Illegale Zigarettenfabrik ausgehoben: Etwa 18 Tonnen Tabak bei Wien sichergestellt
- Zollfahndung hat acht Verdächtige festgenommen
- Vollbetrieb in Lagerhalle war noch nicht angelaufen
Eine illegale Zigarettenfabrik ist in einer kleinen Gemeinde im Bezirk Bruck an der Leitha ausgehoben worden. Nach Angaben der NÖ Sicherheitsdirektion wurden am Tatort, einer Lagerhalle, acht Verdächtige in Haft genommen. Die Ermittler stellten in dem 60 mal 25 Meter großen Gebäude eine Maschine zur Herstellung der Glimmstängel sicher.

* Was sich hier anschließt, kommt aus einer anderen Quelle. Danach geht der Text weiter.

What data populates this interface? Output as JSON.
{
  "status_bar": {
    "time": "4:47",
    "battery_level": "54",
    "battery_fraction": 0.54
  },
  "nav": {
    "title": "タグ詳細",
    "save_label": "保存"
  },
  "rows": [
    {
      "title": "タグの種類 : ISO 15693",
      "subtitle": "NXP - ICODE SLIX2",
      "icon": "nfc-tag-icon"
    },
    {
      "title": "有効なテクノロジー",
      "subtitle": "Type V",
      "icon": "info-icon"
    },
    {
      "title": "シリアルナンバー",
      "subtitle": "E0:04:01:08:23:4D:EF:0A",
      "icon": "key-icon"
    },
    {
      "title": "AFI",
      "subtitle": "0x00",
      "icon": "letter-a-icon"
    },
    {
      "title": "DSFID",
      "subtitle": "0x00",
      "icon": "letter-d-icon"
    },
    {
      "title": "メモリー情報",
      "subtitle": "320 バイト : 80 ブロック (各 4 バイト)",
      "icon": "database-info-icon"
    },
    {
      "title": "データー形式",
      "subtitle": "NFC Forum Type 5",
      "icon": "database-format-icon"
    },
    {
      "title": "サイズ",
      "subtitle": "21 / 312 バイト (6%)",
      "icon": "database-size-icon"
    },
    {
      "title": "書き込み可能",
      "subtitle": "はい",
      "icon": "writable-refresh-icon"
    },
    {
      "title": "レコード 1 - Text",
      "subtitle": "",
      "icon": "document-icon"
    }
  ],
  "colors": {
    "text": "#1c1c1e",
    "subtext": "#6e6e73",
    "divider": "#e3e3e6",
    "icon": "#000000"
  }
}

Die Behörden stießen auf eine mehr als 25 Meter lange maschinelle Produktionsstraße für Zigaretten. Auch 18 Tonnen Tabak, 180 Kartons zu je 100 Kilo, wurden von den Fahndern sichergestellt. Ebenso fanden die Beamten Verpackungsmaterial, Filter und diverse Folien. 100 Stangen der Glimmstängel seien ebenfalls entdeckt worden.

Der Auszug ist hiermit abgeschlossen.